O fornecimento de informação de forma clara e directa é suficiente para
responder à grande maioria das críticas injustas. Todavia, nos casos em que o
paciente insiste no seu ponto de vista, o profissional de saúde poderá recorrer
ao uso da técnica de disco riscado.
Quando a crítica injusta remete para uma área particularmente sensível para o
profissional de saúde e/ou é acompanhada de hostilidade da parte do paciente, a
tarefa do cuidador é dificultada. Compreensivelmente, nestas situações, o
profissional de saúde poderá ter dificuldade em centrar-se apenas nos factos.
Porém, é importante que o cuidador não deixe que a sua resposta seja
influenciada, em demasia, pelos sentimentos envolvidos, uma vez que estes
conduziriam a uma escalada nas emoções negativas.
As críticas justas contemplam questões logísticas (e.g., atrasos do
profissional de saúde, dificuldade em marcar consultas), aspectos relacionados
com o tratamento (e.g., constatação da ausência de benefícios, prevalência de
efeitos secundários que não tinham sido mencionados), assim como questões de
natureza interpessoal (e.g., falta de disponibilidade do profissional de
saúde). A forma mais simples e directa de lidar com críticas justas consiste em
admitir o erro de forma clara (Bond, 1988d; Herman, 1978) e indicar a intenção
de mudar. Em alternativa o profissional de saúde pode justificar o motivo pelo
qual não existe possibilidade de alterar aquela situação ou comportamento
(e.g., dificuldades na marcação de consultas que o profissional de saúde não
controla).
Considerações finais
As seis temáticas da assertividade aqui descritas (i.e., moderação da expressão
emocional em excesso, facilitação da expressão emocional em défice, elaboração
de pedido, resposta a pergunta/pedido, elaboração de críticaeresposta a
crítica) podem constituir uma mais-valia na elaboração de treinos de
competências comunicacionais (Grilo, 2010).

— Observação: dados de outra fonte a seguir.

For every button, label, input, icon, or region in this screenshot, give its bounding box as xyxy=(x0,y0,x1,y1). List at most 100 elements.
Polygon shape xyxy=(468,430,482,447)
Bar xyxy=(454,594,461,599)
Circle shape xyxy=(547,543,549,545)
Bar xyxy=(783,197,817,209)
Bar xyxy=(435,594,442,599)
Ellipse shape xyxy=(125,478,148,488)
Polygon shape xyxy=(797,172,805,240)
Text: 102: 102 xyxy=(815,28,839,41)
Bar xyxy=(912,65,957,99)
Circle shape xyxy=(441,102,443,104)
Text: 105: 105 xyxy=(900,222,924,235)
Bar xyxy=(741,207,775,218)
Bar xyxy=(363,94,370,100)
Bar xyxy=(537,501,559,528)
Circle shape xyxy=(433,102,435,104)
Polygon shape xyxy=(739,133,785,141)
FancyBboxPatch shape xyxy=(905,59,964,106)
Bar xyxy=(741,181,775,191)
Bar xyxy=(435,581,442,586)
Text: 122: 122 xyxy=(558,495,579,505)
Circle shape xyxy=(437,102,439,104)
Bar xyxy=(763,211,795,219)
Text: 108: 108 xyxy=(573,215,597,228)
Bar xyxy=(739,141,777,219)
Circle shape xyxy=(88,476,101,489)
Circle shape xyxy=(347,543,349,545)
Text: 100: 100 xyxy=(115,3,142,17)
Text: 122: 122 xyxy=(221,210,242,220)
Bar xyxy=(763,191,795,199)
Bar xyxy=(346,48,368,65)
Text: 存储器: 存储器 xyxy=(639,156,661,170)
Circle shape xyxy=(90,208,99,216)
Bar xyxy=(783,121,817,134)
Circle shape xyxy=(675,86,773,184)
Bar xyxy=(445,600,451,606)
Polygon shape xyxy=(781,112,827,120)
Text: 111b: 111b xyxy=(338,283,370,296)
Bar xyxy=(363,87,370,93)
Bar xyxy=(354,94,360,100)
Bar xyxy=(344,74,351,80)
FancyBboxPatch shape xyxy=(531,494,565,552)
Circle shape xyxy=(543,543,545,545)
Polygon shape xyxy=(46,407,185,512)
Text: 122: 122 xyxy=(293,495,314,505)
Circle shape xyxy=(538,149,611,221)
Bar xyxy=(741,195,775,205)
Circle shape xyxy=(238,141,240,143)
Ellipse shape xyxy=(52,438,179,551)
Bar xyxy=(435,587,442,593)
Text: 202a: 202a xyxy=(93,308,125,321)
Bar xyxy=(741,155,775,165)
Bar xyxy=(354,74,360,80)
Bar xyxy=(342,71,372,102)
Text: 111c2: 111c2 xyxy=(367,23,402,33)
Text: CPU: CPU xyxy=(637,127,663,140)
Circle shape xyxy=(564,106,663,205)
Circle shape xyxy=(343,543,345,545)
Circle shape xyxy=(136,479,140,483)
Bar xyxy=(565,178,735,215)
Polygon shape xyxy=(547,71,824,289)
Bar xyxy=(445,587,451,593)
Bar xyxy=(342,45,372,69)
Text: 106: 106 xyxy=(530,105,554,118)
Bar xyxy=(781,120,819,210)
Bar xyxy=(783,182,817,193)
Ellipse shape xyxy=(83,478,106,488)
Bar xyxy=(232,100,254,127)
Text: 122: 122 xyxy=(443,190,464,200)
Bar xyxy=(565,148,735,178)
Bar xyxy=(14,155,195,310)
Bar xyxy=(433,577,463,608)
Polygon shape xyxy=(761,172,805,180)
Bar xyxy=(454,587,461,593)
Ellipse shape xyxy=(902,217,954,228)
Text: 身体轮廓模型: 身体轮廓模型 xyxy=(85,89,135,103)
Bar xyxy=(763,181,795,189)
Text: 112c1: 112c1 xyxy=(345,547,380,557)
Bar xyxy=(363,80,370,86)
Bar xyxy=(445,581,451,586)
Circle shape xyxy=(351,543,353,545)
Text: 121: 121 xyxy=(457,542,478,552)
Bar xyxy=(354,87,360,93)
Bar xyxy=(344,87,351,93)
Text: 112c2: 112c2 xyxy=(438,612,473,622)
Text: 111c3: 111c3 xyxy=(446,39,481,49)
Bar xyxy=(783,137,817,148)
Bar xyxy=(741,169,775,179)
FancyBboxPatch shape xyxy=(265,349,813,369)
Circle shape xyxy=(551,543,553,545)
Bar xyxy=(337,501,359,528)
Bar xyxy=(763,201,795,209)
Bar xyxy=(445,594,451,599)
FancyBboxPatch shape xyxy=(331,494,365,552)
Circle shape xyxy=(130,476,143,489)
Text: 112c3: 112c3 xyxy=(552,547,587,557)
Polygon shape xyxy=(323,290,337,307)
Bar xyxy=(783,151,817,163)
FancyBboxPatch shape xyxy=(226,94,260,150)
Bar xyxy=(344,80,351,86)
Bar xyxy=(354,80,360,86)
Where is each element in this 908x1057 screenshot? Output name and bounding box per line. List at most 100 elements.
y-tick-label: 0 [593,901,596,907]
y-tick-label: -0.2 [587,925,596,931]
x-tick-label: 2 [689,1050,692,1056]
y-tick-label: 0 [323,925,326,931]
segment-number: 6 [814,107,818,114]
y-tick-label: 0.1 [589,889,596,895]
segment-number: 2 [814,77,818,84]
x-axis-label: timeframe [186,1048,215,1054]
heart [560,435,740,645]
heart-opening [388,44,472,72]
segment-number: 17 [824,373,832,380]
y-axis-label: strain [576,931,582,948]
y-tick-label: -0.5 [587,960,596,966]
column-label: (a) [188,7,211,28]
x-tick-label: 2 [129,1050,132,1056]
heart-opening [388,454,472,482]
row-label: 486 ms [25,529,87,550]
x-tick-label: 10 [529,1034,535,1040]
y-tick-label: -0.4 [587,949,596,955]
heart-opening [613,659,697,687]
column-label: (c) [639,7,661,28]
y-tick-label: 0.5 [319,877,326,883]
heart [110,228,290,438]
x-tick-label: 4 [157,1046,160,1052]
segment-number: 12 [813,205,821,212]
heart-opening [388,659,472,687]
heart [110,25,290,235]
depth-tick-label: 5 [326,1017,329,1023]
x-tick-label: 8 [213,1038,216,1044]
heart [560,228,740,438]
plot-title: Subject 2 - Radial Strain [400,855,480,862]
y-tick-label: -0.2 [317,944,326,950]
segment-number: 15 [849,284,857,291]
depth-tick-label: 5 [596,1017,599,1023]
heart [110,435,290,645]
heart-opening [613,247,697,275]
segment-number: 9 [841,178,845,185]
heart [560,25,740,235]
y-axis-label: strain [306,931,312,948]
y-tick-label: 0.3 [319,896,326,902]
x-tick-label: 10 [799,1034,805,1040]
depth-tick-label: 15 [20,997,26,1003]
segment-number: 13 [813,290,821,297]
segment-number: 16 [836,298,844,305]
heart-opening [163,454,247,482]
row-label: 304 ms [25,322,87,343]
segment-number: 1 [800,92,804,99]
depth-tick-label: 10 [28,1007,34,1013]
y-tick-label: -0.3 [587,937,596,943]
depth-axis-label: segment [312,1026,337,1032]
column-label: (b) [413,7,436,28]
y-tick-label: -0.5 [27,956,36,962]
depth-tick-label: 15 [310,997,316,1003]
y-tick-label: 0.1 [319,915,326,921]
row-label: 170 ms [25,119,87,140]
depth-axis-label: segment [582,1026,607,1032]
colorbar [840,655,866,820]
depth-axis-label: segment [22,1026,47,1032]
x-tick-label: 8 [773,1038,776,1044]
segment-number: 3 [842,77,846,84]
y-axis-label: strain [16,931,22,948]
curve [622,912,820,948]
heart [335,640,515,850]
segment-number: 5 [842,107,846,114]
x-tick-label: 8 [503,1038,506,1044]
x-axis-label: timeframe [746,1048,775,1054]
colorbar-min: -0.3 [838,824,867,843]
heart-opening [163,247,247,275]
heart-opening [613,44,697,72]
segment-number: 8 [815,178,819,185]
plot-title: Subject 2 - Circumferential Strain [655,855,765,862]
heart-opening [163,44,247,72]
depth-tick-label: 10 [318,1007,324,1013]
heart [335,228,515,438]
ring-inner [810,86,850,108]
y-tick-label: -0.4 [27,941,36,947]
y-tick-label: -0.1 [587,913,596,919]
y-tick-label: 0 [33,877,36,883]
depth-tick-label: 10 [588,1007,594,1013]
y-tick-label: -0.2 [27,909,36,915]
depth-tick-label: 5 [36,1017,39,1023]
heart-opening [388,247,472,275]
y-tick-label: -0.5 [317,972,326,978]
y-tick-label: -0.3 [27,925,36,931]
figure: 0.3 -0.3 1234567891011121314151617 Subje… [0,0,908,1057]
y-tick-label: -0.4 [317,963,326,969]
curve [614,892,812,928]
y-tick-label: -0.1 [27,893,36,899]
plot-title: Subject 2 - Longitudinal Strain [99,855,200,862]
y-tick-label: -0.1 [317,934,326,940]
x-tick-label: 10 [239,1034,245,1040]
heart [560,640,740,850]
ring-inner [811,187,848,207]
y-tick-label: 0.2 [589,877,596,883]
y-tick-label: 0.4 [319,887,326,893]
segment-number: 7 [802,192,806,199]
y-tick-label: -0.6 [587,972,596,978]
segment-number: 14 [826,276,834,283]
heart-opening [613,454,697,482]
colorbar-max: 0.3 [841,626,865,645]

Como defendem vários autores (Cegala & Broz, 2002; Hulsman et al., 1999;
Salmon & Young, 2005), a utilização das temáticas de assertividade permite
que se considerem as competências comunicacionais mais adequadas em cada
situação e não o treino geral, desarticulado de um contexto específico.
Efectivamente, como postulam Cegala e Broz (2002), mais do que a frequência com
que determinadas competências são utilizadas na comunicação entre profissional
de saúde e paciente, importa considerar a adequação das várias competências em
cada situação e momento e, desta forma, facilitar a aplicação das mesmas na
prática clínica (Rollnick, Kinnersley & Butler, 2002).